Зверь обнажил гнилые зубы и зарычал.

— Фу, Собака! Это я, Люся!

Собака чуть подалась вперёд и разнообразила рык повизгиванием — знаком крайнего раздражения.

— Уйдите пока! Она нервничает! — подсказала из-за решётки волонтёр Надя.

— Она слепая. Она просто не видит тебя, — шёпотом проговорил Максим, и Люся заметила, что Собакины глаза затянуты бело-голубой плёнкой.

Путаясь в клоках соломы, Люся сделала шаг и плавно, как лодочку, подвела к Собакиной морде ладонь.

— Собака, ты внимательно понюхай! — попросила она. — Пожалуйста, очень внимательно!

Собака прижала нос к серединке Люсиной ладони, втянула запах и замерла, удерживая его в ноздрях.

— Собака хорошая! — сказала Люся и широко, всей ладонью, погладила седую морду.

Слепые глаза смотрели прямо на Люсю.

Максим почувствовал, как к рукам приливает кровь. Он был готов в любое мгновение броситься и усмирить врукопашную старого зверя.

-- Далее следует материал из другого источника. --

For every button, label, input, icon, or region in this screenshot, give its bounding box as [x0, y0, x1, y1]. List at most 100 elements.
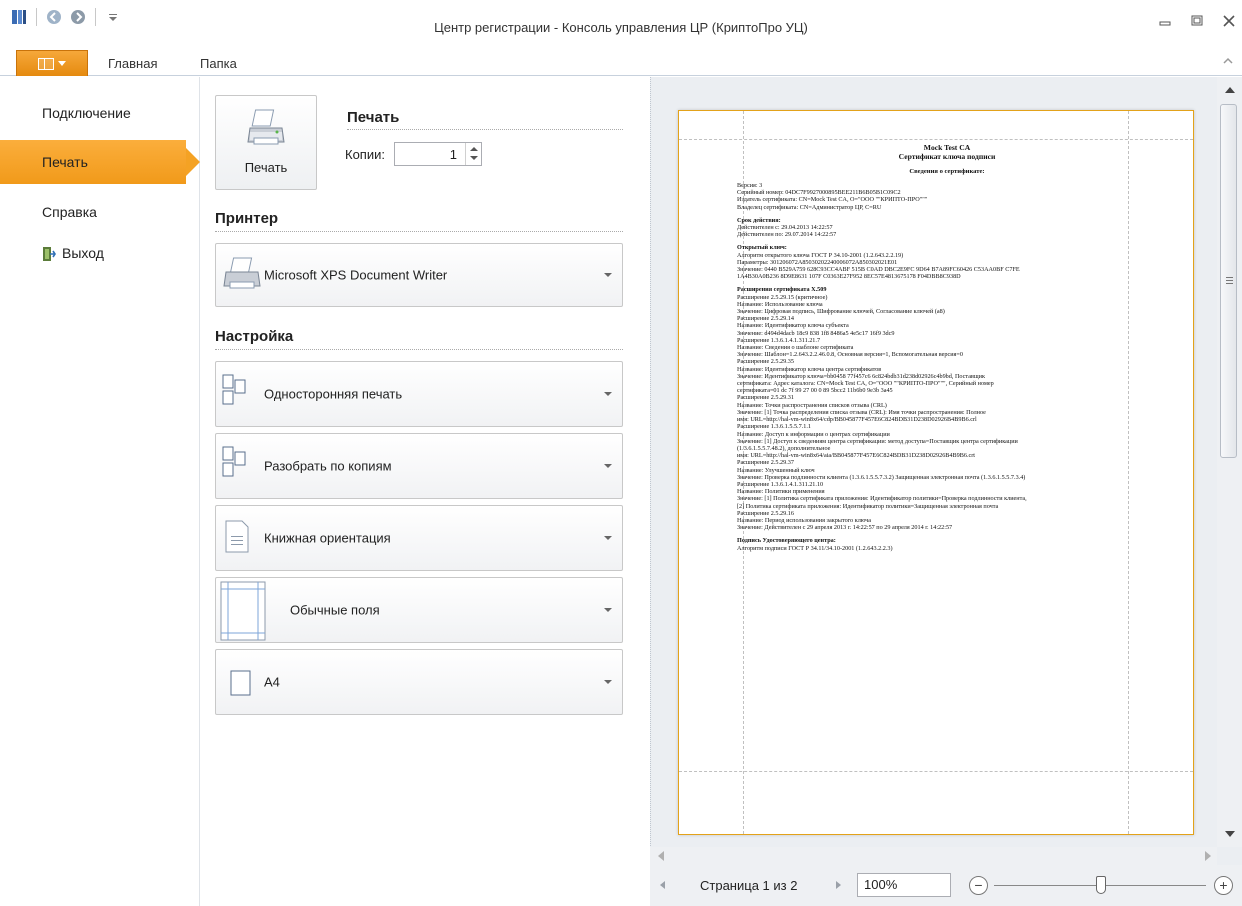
doc-line: Название: Использование ключа — [737, 300, 823, 308]
chevron-down-icon — [604, 273, 612, 277]
page-indicator: Страница 1 из 2 — [700, 878, 798, 893]
doc-line: Алгоритм открытого ключа ГОСТ Р 34.10-20… — [737, 251, 904, 259]
nav-item-exit[interactable]: Выход — [0, 231, 200, 275]
file-menu-icon — [38, 57, 54, 70]
print-button-label: Печать — [244, 160, 288, 175]
doc-line: Версия: 3 — [737, 182, 763, 189]
doc-line: Название: Улучшенный ключ — [737, 466, 815, 474]
doc-line: сертификата: Адрес каталога: CN=Mock Tes… — [737, 380, 994, 388]
divider — [347, 129, 623, 130]
margins-select[interactable]: Обычные поля — [215, 577, 623, 643]
document-content: Mock Test CA Сертификат ключа подписи Св… — [737, 143, 1157, 552]
vertical-scrollbar[interactable] — [1217, 77, 1242, 847]
doc-line: Значение: Шаблон=1.2.643.2.2.46.0.8, Осн… — [737, 351, 963, 359]
copies-label: Копии: — [345, 147, 385, 162]
doc-line: Расширение 2.5.29.15 (критичное) — [737, 293, 828, 301]
previous-page-icon[interactable] — [660, 881, 665, 889]
zoom-in-icon[interactable]: + — [1214, 876, 1233, 895]
doc-section: Срок действия: Действителен с: 29.04.2013… — [737, 217, 1157, 239]
minimize-icon[interactable] — [1158, 14, 1172, 28]
doc-line: Название: Доступ к информации о центрах … — [737, 430, 890, 438]
divider — [215, 231, 623, 232]
window-title: Центр регистрации - Консоль управления Ц… — [434, 20, 808, 35]
tab-home[interactable]: Главная — [108, 56, 157, 71]
sides-select[interactable]: Односторонняя печать — [215, 361, 623, 427]
portrait-icon — [225, 520, 249, 553]
margins-icon — [220, 581, 266, 641]
doc-line: Расширение 2.5.29.31 — [737, 394, 794, 402]
zoom-out-icon[interactable]: − — [969, 876, 988, 895]
zoom-input[interactable]: 100% — [857, 873, 951, 897]
doc-line: Расширение 1.3.6.1.5.5.7.1.1 — [737, 423, 811, 431]
scroll-down-icon[interactable] — [1225, 831, 1235, 837]
doc-title: Сертификат ключа подписи — [898, 152, 996, 161]
copies-stepper[interactable]: 1 — [394, 142, 482, 166]
scroll-left-icon[interactable] — [658, 851, 664, 861]
tab-folder[interactable]: Папка — [200, 56, 237, 71]
collate-select[interactable]: Разобрать по копиям — [215, 433, 623, 499]
doc-line: Расширение 1.3.6.1.4.1.311.21.10 — [737, 480, 824, 488]
doc-line: сертификата=01 dc 7f 99 27 00 0 89 5bcc2… — [737, 387, 893, 395]
next-page-icon[interactable] — [836, 881, 841, 889]
scroll-right-icon[interactable] — [1205, 851, 1211, 861]
scroll-thumb[interactable] — [1220, 104, 1237, 458]
file-menu-tab[interactable] — [16, 50, 88, 76]
zoom-slider-thumb[interactable] — [1096, 876, 1106, 894]
chevron-down-icon — [604, 464, 612, 468]
doc-title: Mock Test CA — [923, 143, 971, 152]
exit-icon — [42, 246, 56, 262]
printer-heading: Принтер — [215, 210, 279, 227]
orientation-select[interactable]: Книжная ориентация — [215, 505, 623, 571]
spin-down-icon[interactable] — [470, 156, 478, 160]
doc-line: Владелец сертификата: CN=Администратор Ц… — [737, 203, 882, 211]
window-controls — [1158, 14, 1236, 28]
scroll-up-icon[interactable] — [1225, 87, 1235, 93]
doc-line: Подпись Удостоверяющего центра: — [737, 537, 836, 545]
doc-line: Расширение 2.5.29.37 — [737, 459, 794, 467]
doc-line: 1A4B30A0B236 8D9E8631 107F C0363E27F952 … — [737, 273, 961, 281]
doc-line: Название: Идентификатор ключа субъекта — [737, 322, 849, 330]
doc-line: (1.3.6.1.5.5.7.48.2), дополнительное — [737, 444, 831, 452]
nav-item-help[interactable]: Справка — [0, 190, 200, 234]
printer-name: Microsoft XPS Document Writer — [264, 267, 448, 283]
doc-line: Значение: [1] Политика сертификата прило… — [737, 495, 1027, 503]
print-heading: Печать — [347, 109, 400, 126]
divider — [215, 349, 623, 350]
doc-subtitle: Сведения о сертификате: — [909, 168, 985, 175]
doc-line: [2] Политика сертификата приложения: Иде… — [737, 502, 999, 510]
restore-icon[interactable] — [1190, 14, 1204, 28]
doc-line: Значение: d494d4dacb 18c9 838 1f8 8486a5… — [737, 329, 895, 337]
collate-icon — [222, 446, 246, 477]
doc-line: Название: Политики применения — [737, 488, 825, 496]
nav-item-print[interactable]: Печать — [0, 140, 200, 184]
copies-spinner[interactable] — [465, 143, 481, 165]
doc-line: имя: URL=http://hal-vm-win8x64/aia/BB045… — [737, 452, 976, 460]
doc-line: Параметры: 301206072A85030202240006072A8… — [737, 258, 898, 266]
close-icon[interactable] — [1222, 14, 1236, 28]
doc-line: Серийный номер: 04DC7F9927000895BEE211B6… — [737, 189, 901, 197]
nav-item-label: Печать — [42, 154, 88, 170]
doc-line: Издатель сертификата: CN=Mock Test CA, O… — [737, 196, 928, 204]
doc-line: Значение: Действителен с 29 апреля 2013 … — [737, 524, 953, 532]
horizontal-scrollbar[interactable] — [650, 847, 1217, 865]
print-button[interactable]: Печать — [215, 95, 317, 190]
copies-value: 1 — [449, 147, 457, 162]
doc-line: Расширение 2.5.29.35 — [737, 358, 794, 366]
preview-page: Mock Test CA Сертификат ключа подписи Св… — [678, 110, 1194, 835]
ribbon-collapse-icon[interactable] — [1222, 56, 1234, 69]
doc-line: Расширения сертификата X.509 — [737, 286, 827, 294]
doc-line: Действителен по: 29.07.2014 14:22:57 — [737, 231, 837, 239]
spin-up-icon[interactable] — [470, 147, 478, 151]
printer-select[interactable]: Microsoft XPS Document Writer — [215, 243, 623, 307]
doc-line: Действителен с: 29.04.2013 14:22:57 — [737, 224, 833, 232]
nav-item-connect[interactable]: Подключение — [0, 91, 200, 135]
preview-navigation: Страница 1 из 2 100% − + — [650, 865, 1242, 906]
doc-line: Расширение 1.3.6.1.4.1.311.21.7 — [737, 336, 821, 344]
printer-icon — [247, 109, 285, 145]
paper-size-label: A4 — [264, 674, 280, 690]
printer-icon — [223, 257, 261, 289]
doc-line: Название: Период использования закрытого… — [737, 516, 872, 524]
margin-guide — [679, 771, 1193, 772]
doc-line: Открытый ключ: — [737, 244, 787, 252]
paper-size-select[interactable]: A4 — [215, 649, 623, 715]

— Люся, отходи потихоньку! — шепнул он, и в тот же миг Собака, заскулив тоненько и нежно, упала перед Люсей на спину. Как в дни незапамятной молодости, замолотил по полу хвостик, пузо, облезлое, синеватое, выгнулось в ожидании ласки.

Люся села на корточки, а затем повалилась на бок и, хохоча, сплетаясь прекрасными юными волосами с гнилой соломой, подставила лицо Собакиным поцелуям. По ту сторону клетки несколько волонтёров безмолвно наблюдало за чудом, а между ними — между Максимом, Собакой и Люсей — на небесном лугу, ликуя, взыгрывала копытом могучая и вечная Собака-Конь.